PIK and ARR loans are ground zero: Oaktree avoided recurring revenue loans and paid in kind structures for years because the compensation did not match the risk. With hindsight, that discipline proved correct. As claims grew through accrued non cash interest and valuations collapsed, loan to value ratios on these deals have blown out far beyond original entry levels.
Marks may not be done falling: Panossian is direct that nobody knows how deep the AI impact goes. Agentic AI's ability to potentially replicate legacy SaaS products means some software companies face binary outcomes. It is too early to say we have seen the lowest marks.

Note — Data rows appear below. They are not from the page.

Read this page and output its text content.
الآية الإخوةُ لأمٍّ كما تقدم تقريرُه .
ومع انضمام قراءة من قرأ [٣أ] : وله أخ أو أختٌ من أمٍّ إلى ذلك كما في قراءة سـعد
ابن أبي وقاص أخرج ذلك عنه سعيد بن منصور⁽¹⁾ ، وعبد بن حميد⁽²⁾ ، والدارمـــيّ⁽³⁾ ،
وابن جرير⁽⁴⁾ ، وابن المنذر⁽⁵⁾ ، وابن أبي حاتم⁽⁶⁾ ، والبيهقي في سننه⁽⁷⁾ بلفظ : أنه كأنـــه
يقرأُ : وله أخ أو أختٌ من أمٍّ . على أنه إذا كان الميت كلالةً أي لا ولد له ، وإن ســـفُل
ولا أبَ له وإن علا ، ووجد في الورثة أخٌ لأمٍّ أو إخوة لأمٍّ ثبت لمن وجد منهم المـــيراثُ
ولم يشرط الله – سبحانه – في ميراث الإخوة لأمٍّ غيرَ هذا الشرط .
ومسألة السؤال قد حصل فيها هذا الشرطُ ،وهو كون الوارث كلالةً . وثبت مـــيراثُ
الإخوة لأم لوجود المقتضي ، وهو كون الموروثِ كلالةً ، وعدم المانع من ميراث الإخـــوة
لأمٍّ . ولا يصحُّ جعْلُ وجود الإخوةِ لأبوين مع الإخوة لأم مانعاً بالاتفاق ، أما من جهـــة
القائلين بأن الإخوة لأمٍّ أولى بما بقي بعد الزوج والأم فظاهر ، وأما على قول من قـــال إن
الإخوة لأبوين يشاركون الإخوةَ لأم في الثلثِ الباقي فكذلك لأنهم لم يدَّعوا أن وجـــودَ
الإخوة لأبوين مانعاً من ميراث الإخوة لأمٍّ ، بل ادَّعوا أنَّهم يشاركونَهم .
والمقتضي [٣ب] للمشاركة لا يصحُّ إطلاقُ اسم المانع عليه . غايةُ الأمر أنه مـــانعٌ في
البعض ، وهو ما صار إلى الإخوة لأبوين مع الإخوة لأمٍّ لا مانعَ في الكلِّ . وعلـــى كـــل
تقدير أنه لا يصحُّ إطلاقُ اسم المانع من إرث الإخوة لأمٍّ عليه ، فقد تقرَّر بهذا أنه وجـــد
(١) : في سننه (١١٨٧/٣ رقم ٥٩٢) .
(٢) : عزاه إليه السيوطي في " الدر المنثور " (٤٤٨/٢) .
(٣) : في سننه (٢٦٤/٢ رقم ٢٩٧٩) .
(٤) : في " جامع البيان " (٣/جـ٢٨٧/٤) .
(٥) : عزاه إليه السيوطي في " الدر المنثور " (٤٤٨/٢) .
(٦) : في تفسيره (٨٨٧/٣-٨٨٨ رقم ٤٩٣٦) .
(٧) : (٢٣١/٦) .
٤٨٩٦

Macro tail risks are building: A prolonged Iran conflict keeping oil meaningfully above $100 could trigger recession. Parts of Asia are already experiencing recessionary conditions from disrupted refined product flows through the Straits of Hormuz, and even a quick resolution carries a lag effect as production restarts.
By The Numbers
41%: Redemption requests reported by one Blue Owl BDC
5%: Maximum quarterly repurchase offer most semi liquid BDCs can provide
20 to 40%: Range of software exposure across direct lending portfolios, with some vehicles at the high end
10 to 15%: Potential equity hit from AI related software losses on a levered basis, even if only 5 to 10% of the portfolio faces true disruption
$1.8T: Total private credit market size, of which semi liquid BDCs and their software loans represent progressively smaller subsets
Memorable Quotes
"This is a correction. I don't think this is a systemic rejection of the private credit asset class." — Panossian, framing the current environment as a painful but contained recalibration rather than an existential threat.
"We couldn't predict what happened now, but we did prepare." — Panossian, on Oaktree's decision to maintain conservative leverage, hold liquid assets, and avoid chasing growth, which now positions them to play offense.
"Nobody knows how bad it can get at this point." — Panossian, on why it is premature to assume current software markdowns fully reflect AI disruption risk, given the pace of agentic AI development.
"Any software program that you use day to day, you could go into it, bring an AI agent with you, and say can you just recreate this for me. And it's not too far out of the realm of reason to think that could actually happen." — Panossian, illustrating the existential nature of agentic AI for legacy SaaS businesses in the most concrete terms.
"Anytime that in a short period you do get meaningful inflows and cash drag creates a big problem for returns, then you do see excessive risk taking in any asset class." — Panossian, explaining how the structural incentives of retail evergreen vehicles, where managers must deploy immediately or suffer cash drag, drove the underwriting deterioration now coming home to roost.
The Wrap
Panossian's interview is notable for what it does not do: sugarcoat. Unlike many industry participants offering reassurance through averages and historical context, he names specific mechanisms that could deepen the correction, from leverage provider pullbacks to understated software exposure to the genuinely unknowable trajectory of agentic AI. His central thesis that vintage explains the dispersion is both clarifying and sobering. It means the problem is not private credit as a structure but the specific decisions made during 2019 to 2022 when capital was abundant, software seemed invincible, and nobody was stress testing for AI displacement. For Oaktree, the payoff for years of discipline is an opportunity to deploy into dislocation. For the broader market, the question Panossian leaves unanswered is whether the correction stays orderly or whether a confidence crisis, triggered by geopolitics, leverage provider retrenchment, or simply more bad headlines, tips it into something worse.